The relevant reference you have pointed out (Wang G et al., 2012) underlines the point are making - that the charge moment (analogous to the hydrophobic moment) is not a good metric. Thus, `we resort to a simple metric to allow one to choose peptides with a large proportion of charged residue of a single kind: the ratio of the positive to the negative residues (RPNR).'. I apologize that this point has been confusing, so I have explicitly clarified this aspect. Also, the reference helps to establish our point.

Unfortunately, we would be unable to differentiate between lysines and arginines using the current methodology. However, this is a salient point that we need to discuss so that future work may address this.

We hope to have addressed your concerns with these modifications.

AHs are not invariably present in ALL antimicrobial peptides. The formation of AHs in antimicrobial peptides is dependent on solvent conditions. The statement to this effect should be edited appropriately.

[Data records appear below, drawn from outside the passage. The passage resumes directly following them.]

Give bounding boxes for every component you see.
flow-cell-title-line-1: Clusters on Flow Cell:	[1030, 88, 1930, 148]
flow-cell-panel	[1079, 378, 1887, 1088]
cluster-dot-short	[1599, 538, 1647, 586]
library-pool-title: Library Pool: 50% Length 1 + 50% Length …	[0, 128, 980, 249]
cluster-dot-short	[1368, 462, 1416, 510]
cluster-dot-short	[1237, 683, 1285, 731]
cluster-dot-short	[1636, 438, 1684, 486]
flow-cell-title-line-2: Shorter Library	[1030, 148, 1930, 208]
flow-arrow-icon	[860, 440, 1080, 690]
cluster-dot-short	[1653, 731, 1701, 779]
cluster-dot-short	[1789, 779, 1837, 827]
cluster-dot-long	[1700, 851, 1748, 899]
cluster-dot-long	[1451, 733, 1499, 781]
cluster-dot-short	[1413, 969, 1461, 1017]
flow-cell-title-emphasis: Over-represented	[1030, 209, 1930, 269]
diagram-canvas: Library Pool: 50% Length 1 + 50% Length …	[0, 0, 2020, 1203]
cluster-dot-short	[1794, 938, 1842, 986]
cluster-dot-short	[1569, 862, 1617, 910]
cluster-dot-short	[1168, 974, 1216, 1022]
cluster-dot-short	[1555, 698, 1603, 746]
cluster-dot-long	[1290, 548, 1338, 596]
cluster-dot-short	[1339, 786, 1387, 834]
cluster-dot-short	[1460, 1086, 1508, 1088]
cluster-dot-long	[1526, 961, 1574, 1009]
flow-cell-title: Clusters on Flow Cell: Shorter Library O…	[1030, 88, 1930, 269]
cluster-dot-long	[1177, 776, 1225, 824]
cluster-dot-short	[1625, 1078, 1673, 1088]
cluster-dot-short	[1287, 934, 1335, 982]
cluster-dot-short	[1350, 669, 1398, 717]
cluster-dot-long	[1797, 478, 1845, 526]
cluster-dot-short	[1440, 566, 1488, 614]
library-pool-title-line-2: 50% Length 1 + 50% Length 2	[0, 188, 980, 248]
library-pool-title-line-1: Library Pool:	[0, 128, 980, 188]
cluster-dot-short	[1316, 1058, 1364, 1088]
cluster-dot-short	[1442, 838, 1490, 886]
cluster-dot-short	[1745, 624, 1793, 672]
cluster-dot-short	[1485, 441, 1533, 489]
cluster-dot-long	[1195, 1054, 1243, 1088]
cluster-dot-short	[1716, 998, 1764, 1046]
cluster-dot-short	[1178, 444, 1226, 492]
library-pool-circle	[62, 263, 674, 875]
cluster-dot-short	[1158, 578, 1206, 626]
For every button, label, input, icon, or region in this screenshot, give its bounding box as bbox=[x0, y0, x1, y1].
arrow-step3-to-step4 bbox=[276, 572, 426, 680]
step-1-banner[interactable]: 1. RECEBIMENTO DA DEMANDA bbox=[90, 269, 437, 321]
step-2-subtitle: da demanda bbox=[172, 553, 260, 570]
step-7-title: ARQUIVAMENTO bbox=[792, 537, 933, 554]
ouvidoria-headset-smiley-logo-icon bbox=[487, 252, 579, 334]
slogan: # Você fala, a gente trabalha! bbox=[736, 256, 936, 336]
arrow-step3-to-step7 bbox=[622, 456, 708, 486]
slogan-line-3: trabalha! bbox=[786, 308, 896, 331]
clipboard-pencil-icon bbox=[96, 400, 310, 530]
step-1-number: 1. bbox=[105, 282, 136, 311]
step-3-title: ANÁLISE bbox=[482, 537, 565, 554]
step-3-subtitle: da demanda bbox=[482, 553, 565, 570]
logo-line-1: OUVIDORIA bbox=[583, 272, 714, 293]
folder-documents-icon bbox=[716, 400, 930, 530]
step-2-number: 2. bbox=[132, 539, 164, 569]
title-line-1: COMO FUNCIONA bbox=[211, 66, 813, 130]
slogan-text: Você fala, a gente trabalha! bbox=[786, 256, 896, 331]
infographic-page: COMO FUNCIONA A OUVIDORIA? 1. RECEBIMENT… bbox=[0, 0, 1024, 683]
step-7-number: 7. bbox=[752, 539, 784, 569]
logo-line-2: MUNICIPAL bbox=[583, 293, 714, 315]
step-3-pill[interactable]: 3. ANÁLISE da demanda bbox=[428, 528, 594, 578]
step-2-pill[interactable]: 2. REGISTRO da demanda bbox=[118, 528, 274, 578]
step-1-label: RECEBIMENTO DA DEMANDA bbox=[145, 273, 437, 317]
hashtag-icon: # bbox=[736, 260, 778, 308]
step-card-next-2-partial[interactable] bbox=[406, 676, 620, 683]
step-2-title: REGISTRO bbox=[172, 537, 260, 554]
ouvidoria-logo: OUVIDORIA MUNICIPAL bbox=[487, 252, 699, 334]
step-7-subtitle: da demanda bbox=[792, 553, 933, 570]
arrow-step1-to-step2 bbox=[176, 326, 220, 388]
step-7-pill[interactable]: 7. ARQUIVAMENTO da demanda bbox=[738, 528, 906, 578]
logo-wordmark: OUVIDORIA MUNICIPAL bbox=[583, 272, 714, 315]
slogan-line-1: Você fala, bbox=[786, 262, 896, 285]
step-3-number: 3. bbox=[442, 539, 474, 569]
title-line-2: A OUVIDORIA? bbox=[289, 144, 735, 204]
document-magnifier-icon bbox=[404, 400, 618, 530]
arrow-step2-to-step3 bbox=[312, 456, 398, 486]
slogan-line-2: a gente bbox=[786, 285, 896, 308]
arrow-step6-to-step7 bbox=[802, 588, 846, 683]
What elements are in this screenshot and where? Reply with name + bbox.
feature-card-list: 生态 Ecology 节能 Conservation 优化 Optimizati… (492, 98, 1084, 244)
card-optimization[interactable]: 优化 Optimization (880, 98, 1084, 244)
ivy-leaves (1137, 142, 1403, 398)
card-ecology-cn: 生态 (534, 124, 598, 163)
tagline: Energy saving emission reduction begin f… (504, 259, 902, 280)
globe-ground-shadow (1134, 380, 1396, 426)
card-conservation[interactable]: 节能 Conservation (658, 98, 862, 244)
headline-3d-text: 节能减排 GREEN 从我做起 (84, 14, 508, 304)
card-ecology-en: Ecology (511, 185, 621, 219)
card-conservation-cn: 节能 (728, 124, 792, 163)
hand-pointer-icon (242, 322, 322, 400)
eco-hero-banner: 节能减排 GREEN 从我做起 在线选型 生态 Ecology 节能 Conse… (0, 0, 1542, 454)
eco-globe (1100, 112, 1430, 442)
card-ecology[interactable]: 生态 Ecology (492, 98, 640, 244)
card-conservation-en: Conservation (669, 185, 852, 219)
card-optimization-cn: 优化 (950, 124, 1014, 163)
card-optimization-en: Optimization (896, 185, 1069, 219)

The proposed empirical structural property of AHs is OK as it is validated on a set of high resolution non-homologous proteins from a database.

Extension of the analysis to antibacterial peptides such as cecropin and LL37 may not be valid. These peptides are unstructured in water and fold into amphipathic helical structure only in media of low dielectric constant. Also, the helical structures are not rigid as observed in protein crystal structures and show considerable conformational flexibility in solution. Hence, a unique value of hydrophobic moment will not be very meaningful.  Solvent effects need to be taken into account. This point (3) needs to be addressed and clarified.

I have read this submission. I believe that I have an appropriate level of expertise to confirm that it is of an acceptable scientific standard, however I have significant reservations, as outlined above.

We would like to thank you for taking the time and reviewing our paper, and for your helpful comments. We have modified our manuscript to reflect this changes, and hope that these are satisfactory.